C/1975 T2 (Suzuki–Saigusa–Mori)

Discovery
- Discovered by: Shigenori Suzuki; Yoshikazu Saigusa; Hiroaki Mori;
- Discovery site: Japan
- Discovery date: 5 October 1975

Designations
- Alternative designations: 1975 X, 1975k

Orbital characteristics
- Epoch: 31 October 1975 (JD 2442716.5)
- Observation arc: 90 days
- Number of observations: 112
- Aphelion: 115.6 AU
- Perihelion: 0.838 AU
- Semi-major axis: 58.2 AU
- Eccentricity: 0.9856
- Orbital period: 444 years
- Inclination: 118.233°
- Longitude of ascending node: 216.805°
- Argument of periapsis: 152.020°
- Last perihelion: 15 October 1975
- Next perihelion: ~2410
- T_{Jupiter}: -0.446
- Earth MOID: 0.099 AU
- Jupiter MOID: 1.28 AU
- Comet total magnitude (M1): 9.7

= C/1975 T2 (Suzuki–Saigusa–Mori) =

Long-period comet

C/1975 T2 (Suzuki–Saigusa–Mori) is a long-period comet discovered on 5 October 1975. The comet approached Earth at a distance of 0.1 AU on 31 October 1975 and became visible with the naked eye. The comet has been associated with the lambda Ursae Majorids meteor shower.

== Observational history ==
The comet was discovered independently on 5 October 1975 by five Japanese observers, Shigenori Suzuki from Aichi, Yoshikazu Saigusa from Kofu, Yamanashi, Hiroaki Mori from Mugegawa, Gifu, Kiyomi Okazaki from Kahoku, Yamagata and Shigeru Furuyama from Tone, Ibaraki, all within 30 minutes. By international agreement, comets bear the names of the three discoverers whose telegrams arrive first at the Central Bureau for Astronomical Telegrams. C/1975 T2 therefore is appended Suzuki–Saigusa–Mori.

Mori had also co-discovered another comet, C/1975 T1 (Mori–Sato–Fujikawa), 70 minutes before spotting C/1975 T2, the first time a person discovered two comets in one night. Mori was using 20×120 binoculars while the other discovers were using reflector telescopes. The comet was also discovered independently by Giovanni Casari from Novi di Modena on 6 October.

Upon discovery the comet was described as diffuse, without central concentration or tail, and an apparent magnitude of 9. The comet displayed very little apparent motion, as it was heading towards Earth. The comet brightened rapidly as it passed perihelion on 15 October and then moved towards Earth, with the closest approach taking place on 31 October. On 20 October 1975 the comet had brightened to a magnitude of 8. On 22 October John Bortle estimated its magnitude to be 6.8. On 28 October he estimated its magnitude to 5.5, while the coma had increased in size from 5 arcminutes on 12 October to 12 arcminutes on 28 October. Also on 28 October, Bortle reported that the comet had a tail about one degree long and a diffuse halo about one degree across.

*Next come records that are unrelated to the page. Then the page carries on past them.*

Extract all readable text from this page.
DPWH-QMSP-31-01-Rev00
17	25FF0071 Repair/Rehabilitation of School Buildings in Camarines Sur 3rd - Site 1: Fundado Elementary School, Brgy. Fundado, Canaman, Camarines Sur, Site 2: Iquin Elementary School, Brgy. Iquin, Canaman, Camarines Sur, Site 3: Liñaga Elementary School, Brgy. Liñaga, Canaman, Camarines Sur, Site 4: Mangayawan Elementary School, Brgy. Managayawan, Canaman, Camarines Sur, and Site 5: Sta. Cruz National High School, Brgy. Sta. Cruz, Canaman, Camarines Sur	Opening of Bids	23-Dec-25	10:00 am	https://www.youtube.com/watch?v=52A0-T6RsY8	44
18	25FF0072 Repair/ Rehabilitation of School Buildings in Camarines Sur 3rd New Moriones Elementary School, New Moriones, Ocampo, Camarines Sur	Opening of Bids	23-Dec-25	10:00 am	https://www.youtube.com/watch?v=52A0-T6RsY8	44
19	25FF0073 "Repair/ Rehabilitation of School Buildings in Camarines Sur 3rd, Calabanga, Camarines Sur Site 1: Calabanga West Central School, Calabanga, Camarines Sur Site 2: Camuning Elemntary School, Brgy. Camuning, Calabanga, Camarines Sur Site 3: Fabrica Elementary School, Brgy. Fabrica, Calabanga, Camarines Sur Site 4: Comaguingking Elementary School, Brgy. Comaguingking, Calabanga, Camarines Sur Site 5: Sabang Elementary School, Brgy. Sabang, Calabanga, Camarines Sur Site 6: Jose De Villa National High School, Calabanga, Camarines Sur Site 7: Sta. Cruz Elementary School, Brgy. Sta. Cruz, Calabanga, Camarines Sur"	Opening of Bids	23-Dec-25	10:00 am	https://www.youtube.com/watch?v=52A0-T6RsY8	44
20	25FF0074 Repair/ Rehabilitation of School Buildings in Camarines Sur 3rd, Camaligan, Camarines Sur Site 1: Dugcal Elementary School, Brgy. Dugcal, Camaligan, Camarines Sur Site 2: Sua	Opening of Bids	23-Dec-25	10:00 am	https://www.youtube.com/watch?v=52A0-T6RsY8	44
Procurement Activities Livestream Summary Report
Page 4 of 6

As the comet approached Earth, it moved between the Sun and Earth, and on 31 October it was at a solar elongation of 5 degrees. On 31 October was also the closest approach to Earth, passing at a distance of 0.104 AU on 31 October 1975, 14:43 (UTC). That was, along with the equally close approach of C/1961 T1 (Seki), the closest observed approach of a comet to Earth since 1930. The comet was moving southwards and was recovered on 3 November. On 4 November T. Morgan from Sydney Observatory estimated its magnitude to be 4. On 6 November David Seargent spotted the comet with the naked eye, estimating an apparent magnitude of 4.8. By 12 November the comet the comet had faded to a magnitude of 7.2. On December 2 the magnitude had dropped to 9.5. The comet was last detected on 4 January 1976.

== Meteor showers ==
The possibility that the comet could produce a meteor shower was suggested by Vladimir Guth and I. Hasegawa on 30 October 1975, as the comet approached its ascending node. However no definite activity was observed. Meteors that could have been created by the comet were detected in cameras of the Croatian Meteor Network and the SonotaCo from 2007 to 2011 and were named the λ Ursae Majorids. The shower peaks on 28 October. The link was confirmed with numerical models. The comet has also been suggested to be the parent body of the October Ursae Majorids, which were first observed in 2006.